Red Deer and Fort McMurray are among other cities where citizens fear ambulance response times will deteriorate if control is taken away from local dispatchers. Like Lethbridge, they operate an integrated emergency service with firefighters cross-trained as advanced emergency medical responders.

They also dispatch their own crews and can use firetrucks to get first responders to the scene when an ambulance is too far away.

Weadick says Alberta Health Services authorities seem determined to seize control nonetheless.

“I believe they (health officials) are committed to consolidate the service, but I know there are a number of communities that feel that will be detrimental.”

The Conservative MLA’s comments follow Lethbridge city council’s decision — as nearly the first item of business for the newly-elected council — to vigorously oppose that change. Backing Mayor Chris Spearman’s strongly-worded resolution, council members formally asked the provincial government to “immediately reverse its decision to consolidate dispatch in the interests of the health and safety of Lethbridge and regional citizens.”

City joins app world

You hit a pothole? Or found a damaged tree in the park? Or graffiti at the rink?

For Lethbridge residents, there’s now a quick and easy way to report problems to various city departments — without being put “on hold.”

Wednesday morning, Mayor Chris Spearman filed the first report on “Leth Requests.” It’s a new “smartphone” application allowing anyone to take just minute to alert city staff.

But reports can also be filed on the city’s website at http://www.lethbridge.ca/servicerequests but users are reminded to add “Lethbridge” when they type in an address.

Bright red graffiti at the back of the curling club became the subject of the first report, which was relayed to city parks personnel. After Spearman used his phone to snap a photo of the vandalism, its GPS technology pinpointed the location as the message was relayed to city hall.
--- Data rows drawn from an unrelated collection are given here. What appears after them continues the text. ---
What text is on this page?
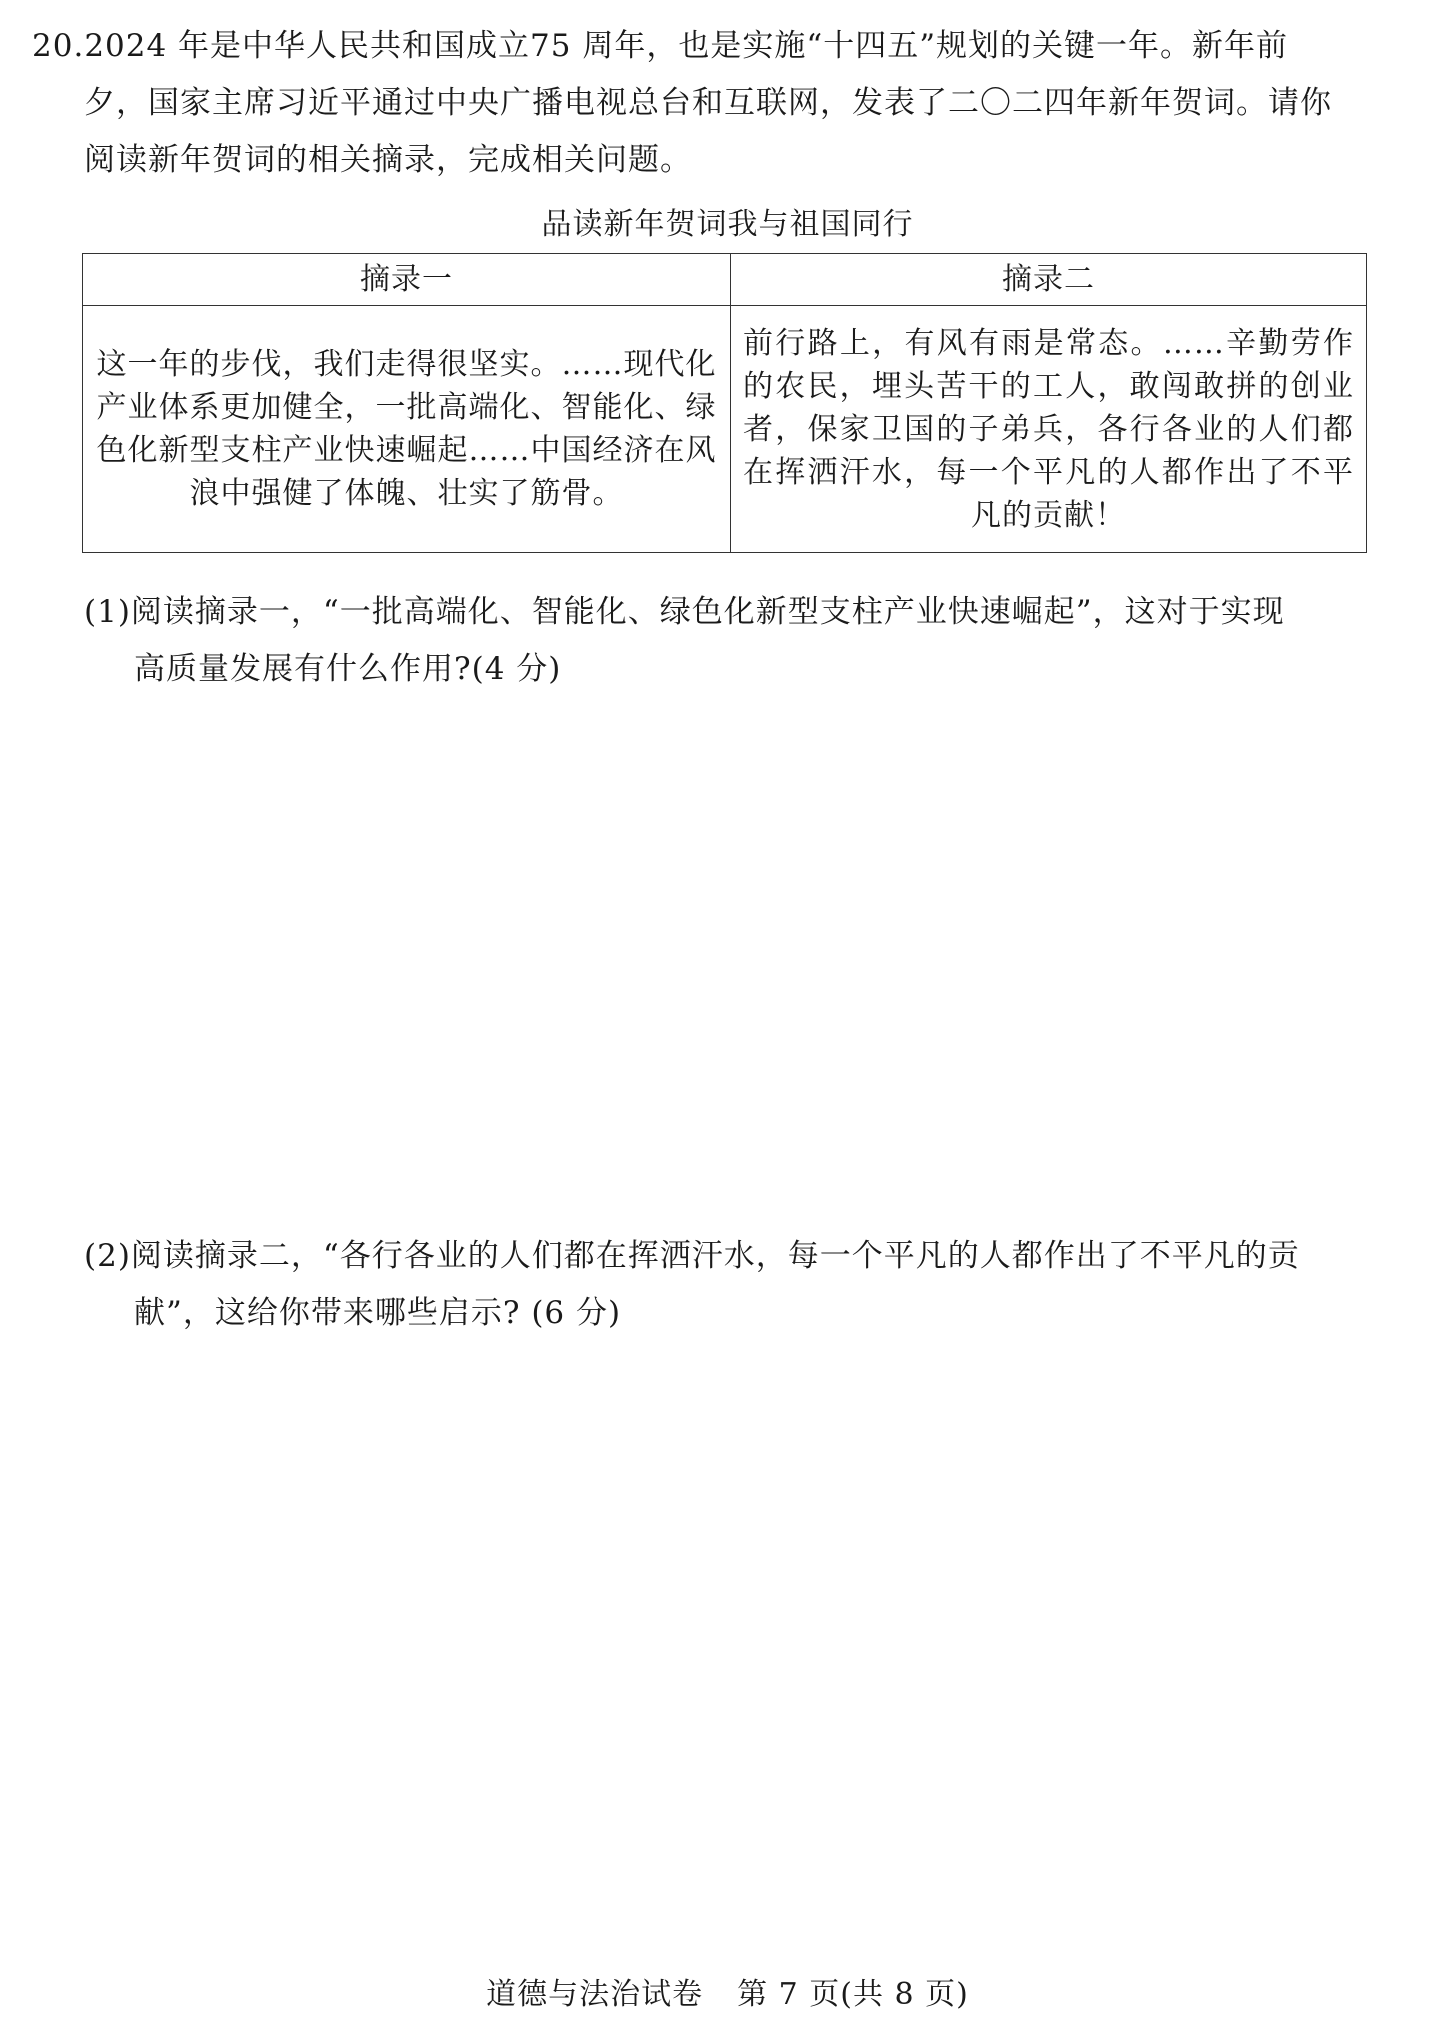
20.2024 年是中华人民共和国成立75 周年，也是实施“十四五”规划的关键一年。新年前
夕，国家主席习近平通过中央广播电视总台和互联网，发表了二〇二四年新年贺词。请你
阅读新年贺词的相关摘录，完成相关问题。
品读新年贺词我与祖国同行
摘录一	摘录二
这一年的步伐，我们走得很坚实。……现代化产业体系更加健全，一批高端化、智能化、绿色化新型支柱产业快速崛起……中国经济在风浪中强健了体魄、壮实了筋骨。	前行路上，有风有雨是常态。……辛勤劳作的农民，埋头苦干的工人，敢闯敢拼的创业者，保家卫国的子弟兵，各行各业的人们都在挥洒汗水，每一个平凡的人都作出了不平凡的贡献！
(1)阅读摘录一，“一批高端化、智能化、绿色化新型支柱产业快速崛起”，这对于实现
高质量发展有什么作用?(4 分)
(2)阅读摘录二，“各行各业的人们都在挥洒汗水，每一个平凡的人都作出了不平凡的贡
献”，这给你带来哪些启示? (6 分)
道德与法治试卷 第 7 页(共 8 页)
“This new app will allow us to work together,” he said. “Residents can request services with ease from their mobile devices, and we can follow up to help provide solutions and close the loop.”

Other reports could be about burned-out street lights, dislodged manhole covers, dogs running at large, unsightly premises or any of about 30 common situations.

After they’ve posed a report, the mayor pointed out, citizens can also check back to see if the situation has been remedied. But they can also check to see if someone else has already sent a request.

“This is a great new product for our residents,” allowing city staff to attend to issues more expediently.

Leth Requests can be downloaded free from the city’s website and offers versions for Blackberry, iPhone and Android devices. Citizens can report a problem anonymously, or provide contact information when they file their first report.

Operation Red Nose gearing up

For 18 years, it’s been a made-in-Lethbridge success story.

Now, Operation Red Nose is gearing up for its 19th party season. And with more callers — and more safe rides home — every year, the non-profit service is hoping to find more volunteers.

Weekend service will start Nov. 29, when University of Lethbridge students and other volunteers begin shuttling city residents home from seasonal celebrations. The university’s Pronghorn Athletics program has sponsored Red Nose since the start, and spokesperson Sandy Slavin says it’s raised more than $500,000 over those years in support of Pronghorns teams.

More than 1,100 rides were completed last year, she says — preventing who knows how many alcohol-related “accidents.” But this year, organizers are expecting still more.